“Can you please open a ticket with Microsoft for our SQL Server?” – Perhaps one of the scariest requests ever when I was a full-time DBA or SQL Server consultant (though, as a CEO I may be tempted to say, “Hey it’s billable, bring it on!” ) If you’ve ever gone through the process – you know it’s a process… Yet, here at Straight Path, we sometimes have to open tickets with the SQL Server Support team for our DBA as a Service clients.
Well, it’s a thing you sometimes have to do. I thought I’d share some tips that have helped me out over the years.
6 Things To Do Before You Call SQL Server Support
1. Check Your Patch & Version
What release of SQL Server are you on? Ask yourself these questions:
- Are you on a version of SQL Server still in mainstream support or at least extended support?
- If not – how difficult is it to get there?
- Are you up to date with your patching? Quite often a CU or SP + CU have fixed the error you are having. One of our “policies” here is check that first and see if the problem persists. Read the KB articles for the next patch levels and see if your problem is there.

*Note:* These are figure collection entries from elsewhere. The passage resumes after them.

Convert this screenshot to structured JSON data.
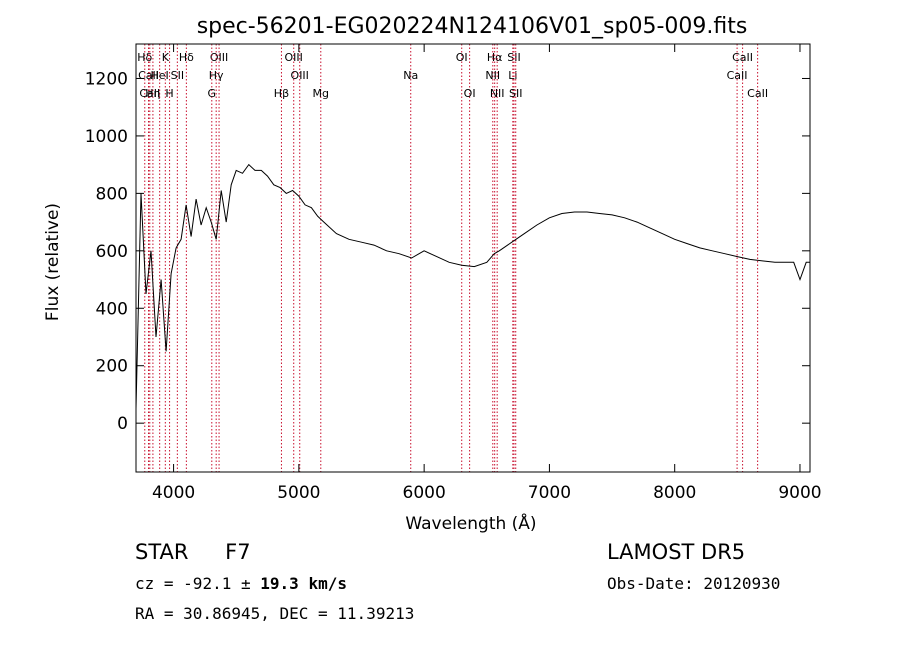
{
  "chart_data": {
    "type": "line",
    "title": "spec-56201-EG020224N124106V01_sp05-009.fits",
    "xlabel": "Wavelength (Å)",
    "ylabel": "Flux (relative)",
    "xlim": [
      3700,
      9080
    ],
    "ylim": [
      -170,
      1320
    ],
    "xticks": [
      4000,
      5000,
      6000,
      7000,
      8000,
      9000
    ],
    "yticks": [
      0,
      200,
      400,
      600,
      800,
      1000,
      1200
    ],
    "grid": false,
    "series": [
      {
        "x": [
          3700,
          3740,
          3780,
          3820,
          3860,
          3900,
          3940,
          3980,
          4020,
          4060,
          4100,
          4140,
          4180,
          4220,
          4260,
          4300,
          4340,
          4380,
          4420,
          4460,
          4500,
          4550,
          4600,
          4650,
          4700,
          4750,
          4800,
          4850,
          4900,
          4950,
          5000,
          5050,
          5100,
          5150,
          5200,
          5300,
          5400,
          5500,
          5600,
          5700,
          5800,
          5900,
          6000,
          6100,
          6200,
          6300,
          6400,
          6500,
          6560,
          6600,
          6700,
          6800,
          6900,
          7000,
          7100,
          7200,
          7300,
          7400,
          7500,
          7600,
          7700,
          7800,
          7900,
          8000,
          8100,
          8200,
          8300,
          8400,
          8500,
          8600,
          8700,
          8800,
          8900,
          8950,
          9000,
          9050,
          9080
        ],
        "y": [
          50,
          800,
          450,
          600,
          300,
          500,
          250,
          520,
          610,
          640,
          760,
          650,
          780,
          690,
          750,
          700,
          640,
          810,
          700,
          830,
          880,
          870,
          900,
          880,
          880,
          860,
          830,
          820,
          800,
          810,
          790,
          760,
          750,
          720,
          700,
          660,
          640,
          630,
          620,
          600,
          590,
          575,
          600,
          580,
          560,
          550,
          545,
          560,
          590,
          600,
          630,
          660,
          690,
          715,
          730,
          735,
          735,
          730,
          725,
          715,
          700,
          680,
          660,
          640,
          625,
          610,
          600,
          590,
          580,
          570,
          565,
          560,
          560,
          560,
          500,
          560,
          560
        ]
      }
    ],
    "line_markers": [
      {
        "name": "Hδ",
        "x": 3770,
        "row": 0
      },
      {
        "name": "CaII",
        "x": 3800,
        "row": 1
      },
      {
        "name": "CaII",
        "x": 3810,
        "row": 2
      },
      {
        "name": "Hη",
        "x": 3835,
        "row": 2
      },
      {
        "name": "K",
        "x": 3934,
        "row": 0
      },
      {
        "name": "HeI",
        "x": 3889,
        "row": 1
      },
      {
        "name": "H",
        "x": 3968,
        "row": 2
      },
      {
        "name": "SII",
        "x": 4030,
        "row": 1
      },
      {
        "name": "Hδ",
        "x": 4102,
        "row": 0
      },
      {
        "name": "OIII",
        "x": 4363,
        "row": 0
      },
      {
        "name": "Hγ",
        "x": 4340,
        "row": 1
      },
      {
        "name": "G",
        "x": 4305,
        "row": 2
      },
      {
        "name": "OIII",
        "x": 4959,
        "row": 0
      },
      {
        "name": "OIII",
        "x": 5007,
        "row": 1
      },
      {
        "name": "Hβ",
        "x": 4861,
        "row": 2
      },
      {
        "name": "Mg",
        "x": 5175,
        "row": 2
      },
      {
        "name": "Na",
        "x": 5893,
        "row": 1
      },
      {
        "name": "OI",
        "x": 6300,
        "row": 0
      },
      {
        "name": "OI",
        "x": 6363,
        "row": 2
      },
      {
        "name": "Hα",
        "x": 6563,
        "row": 0
      },
      {
        "name": "SII",
        "x": 6717,
        "row": 0
      },
      {
        "name": "NII",
        "x": 6548,
        "row": 1
      },
      {
        "name": "Li",
        "x": 6708,
        "row": 1
      },
      {
        "name": "NII",
        "x": 6583,
        "row": 2
      },
      {
        "name": "SII",
        "x": 6731,
        "row": 2
      },
      {
        "name": "CaII",
        "x": 8542,
        "row": 0
      },
      {
        "name": "CaII",
        "x": 8498,
        "row": 1
      },
      {
        "name": "CaII",
        "x": 8662,
        "row": 2
      }
    ]
  },
  "info": {
    "class": "STAR",
    "subclass": "F7",
    "survey": "LAMOST DR5",
    "cz_label": "cz =",
    "cz_value": "-92.1",
    "pm": "±",
    "cz_err": "19.3",
    "cz_unit": "km/s",
    "obs_date": "Obs-Date: 20120930",
    "coords": "RA =  30.86945, DEC =  11.39213"
  },
  "colors": {
    "line": "#000000",
    "marker": "#c8102e"
  }
}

While you are at it, read my blog posts about SQL Server patching and get into a consistent rhythm here.
If you aren’t on the latest CU/SP – It’s quite likely that support will first ask you to recreate the problem on the latest and decide to go from there based on your experience. If you are out of mainstream support or a couple of versions back, their answers will be more of a “best-effort” style. So you may get through all of that prep work, waiting, time, back and forth and still have to apply the patch anyway.
2. See if You Can Recreate the Issue
Did you have a single stack dump? Has it not happened since? Maybe hold off and see if it happens again before calling. Or see if you can make your problem happen on command before calling. They are going to want to see this happen. And you are about to invest considerable effort. In some circumstances, it could be worth the process for a single issue with no recurrence, but that’s not been my usual experience.
3. Troubleshoot First
Use troubleshooting best practices. Look at all of your logs. Hit your favorite search engine, consider search on twitter, consider the #SQLHelp hashtag on twitter, check out DBA.StackExchange. Try and see if it happens on your test server and your prod server. Experiment some with solving the issue yourself. You may solve it – or you will at least have a lot of information at your disposal to give to the support engineers to help them direct you properly.
4. Clear Your Calendar!!
The rumors and jokes are true. There is some back and forth. Support will have you run various data collectors and upload output. You are going to have to explain things, join calls, answer questions (sometimes 5 times see #5). Make sure you have the time to give this.
5. Find Patience! (And your runbooks)
You will be asked the same questions a few times. You’ll need to answer all of the questions about version, CU level, windows level, hardware resources, etc. You may even need to answer those questions more than a few times as you are passed around from team to team and level to level.
6. Self-Advocacy (And eyes wide open)
Watch the team names in the titles of the support teams. Make sure you are in the right team. If you are having an AG issue, and it is clearly not a storage or windows HA issue – but a problem deep in AG internals, watch the titles of the resources support teams send you to. Why would you need to be on the Windows HA team or storage team if you’ve not telegraphed that? Advocate for yourself. Don’t be afraid to ask for the right team. Don’t be afraid to follow up with the rep assigned. Don’t be afraid to ask for escalation if you feel like you are not getting anywhere. The phone is also your friend here.
Conclusion
Anyway – just a few things that have helped. I love many of the folks in support and they are amazing and helpful and I’ve learned many things from them on each call. But there are times when I want to do anything other than answer the same question over and over or plead for escalation or deal with getting tossed around from team to team. If your company is a big company and has been on the fence thinking about Premier Support agreements – DO IT!! Having a TAM is amazing. They are a wonderful resource to call and ask for help in routing your SR around – but you only get one if you are in that kind of agreement.